Closed aadamk closed 3 years ago

aadamk commented 3 years ago

Hello, Is coseq appropriate for clustering at the sample level? If so, what quantitative adjustments can one make to ensure a valid analysis (e.g. in terms of data transformations that one can use as input for GMM)?

andreamrau commented 3 years ago

Hello,

Thanks for your question. To use coseq for sample clustering, I think we can split the answer in two according to the algorithm used:

(1) For GMM, for me the main issue that requires some careful thought is the relatively large number of variables p (i.e. genes).

=> First, I would think that in such a case it would not be useful to try to make use of the compositional nature of the data (i.e., clustering profiles x/rowSums(x) or transformations of profiles like arcsin, logit, clr, logclr). I would think it would be better to work with normalized (for library size differences) and variance-stabilized (i.e. log or vst) counts.

=> Second, the default form of GMM as defined by Rmixmod used by coseq is "Gaussian_pk_Lk_Ck", a general family model with free proportions, free volume, free shape, and free orientation. Such a model is probably way overparameterized for clustering RNA-seq samples (where n << p).
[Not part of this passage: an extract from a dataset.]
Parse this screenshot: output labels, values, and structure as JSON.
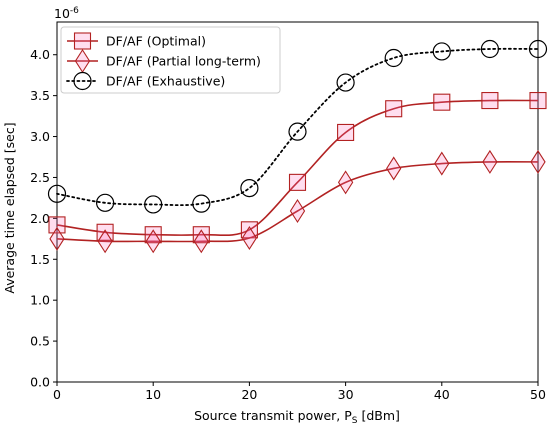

You could try using a simpler form of GMM instead, like "Gaussian_pk_Lk_I", which assumes spherical covariance matrices but varying proportions between clusters (see Table 1 in https://www.jstatsoft.org/article/view/v067i06).
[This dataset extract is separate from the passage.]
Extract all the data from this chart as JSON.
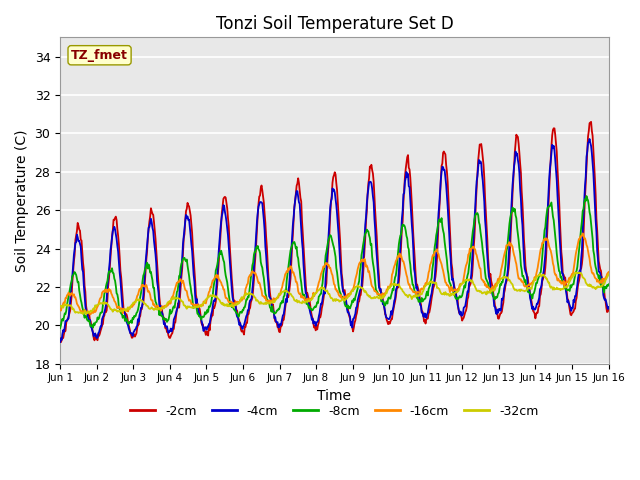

(2) A GMM with spherical covariance matrices and identical proportions is actually roughly equivalent to a K-means clustering, so you could also try using that on the normalized variance-stabilized counts as well.

library(coseq)
set.seed(12345)
countmat <- matrix(runif(300*20, min=0, max=500), nrow=300, ncol=20)
countmat <- round(countmat[which(rowSums(countmat) > 0),])
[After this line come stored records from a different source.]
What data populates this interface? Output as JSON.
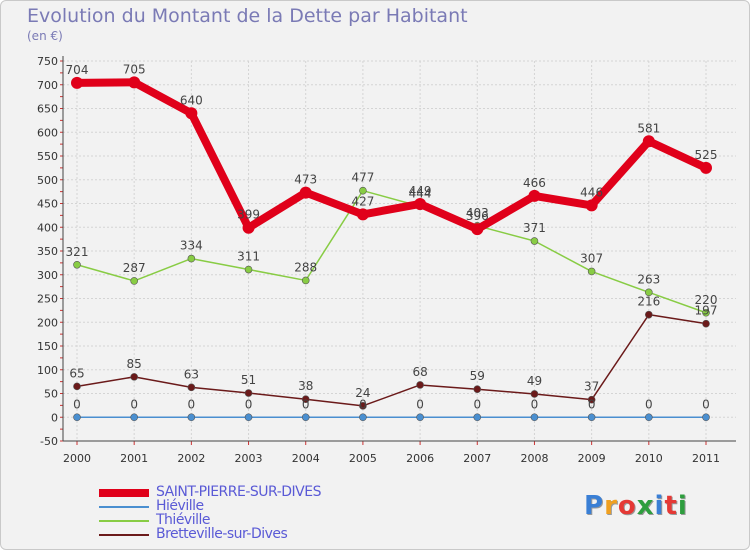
{
  "title": "Evolution du Montant de la Dette par Habitant",
  "subtitle": "(en €)",
  "logo_text": "Proxiti",
  "chart_data": {
    "type": "line",
    "title": "Evolution du Montant de la Dette par Habitant",
    "ylabel": "(en €)",
    "ylim": [
      -50,
      750
    ],
    "yticks": [
      -50,
      0,
      50,
      100,
      150,
      200,
      250,
      300,
      350,
      400,
      450,
      500,
      550,
      600,
      650,
      700,
      750
    ],
    "categories": [
      "2000",
      "2001",
      "2002",
      "2003",
      "2004",
      "2005",
      "2006",
      "2007",
      "2008",
      "2009",
      "2010",
      "2011"
    ],
    "grid": true,
    "legend_position": "bottom-left",
    "series": [
      {
        "name": "SAINT-PIERRE-SUR-DIVES",
        "color": "#e0001a",
        "values": [
          704,
          705,
          640,
          399,
          473,
          427,
          449,
          396,
          466,
          446,
          581,
          525
        ]
      },
      {
        "name": "Hiéville",
        "color": "#4a8fd0",
        "values": [
          0,
          0,
          0,
          0,
          0,
          0,
          0,
          0,
          0,
          0,
          0,
          0
        ]
      },
      {
        "name": "Thiéville",
        "color": "#88cc44",
        "values": [
          321,
          287,
          334,
          311,
          288,
          477,
          444,
          403,
          371,
          307,
          263,
          220
        ]
      },
      {
        "name": "Bretteville-sur-Dives",
        "color": "#6b1a1a",
        "values": [
          65,
          85,
          63,
          51,
          38,
          24,
          68,
          59,
          49,
          37,
          216,
          197
        ]
      }
    ]
  }
}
lognorm <- transformRNAseq(y = countmat,
                           normFactors = "TMM",
                           transformation = "log")$tcounts
tlognorm <- t(lognorm)

run_gmm <- coseq(object=tlognorm,
                 K=2:15,
                 transformation="none",
                 normFactors="none",
                 model="Normal",
                 GaussianModel = "Gaussian_pk_Lk_I",
                 seed=12345)

run_kmeans <- coseq(object=tlognorm,
                 K=2:15,
                 transformation="none",
                 normFactors="none",
                 model="kmeans")

Either way, it is worth thinking carefully about whether you need to filter weakly expressed genes before filtering, and whether a hierarchical clustering on inter-sample distances would in fact be more adapted to your question.

AR

aadamk commented 3 years ago

Thank you very much for your detailed response.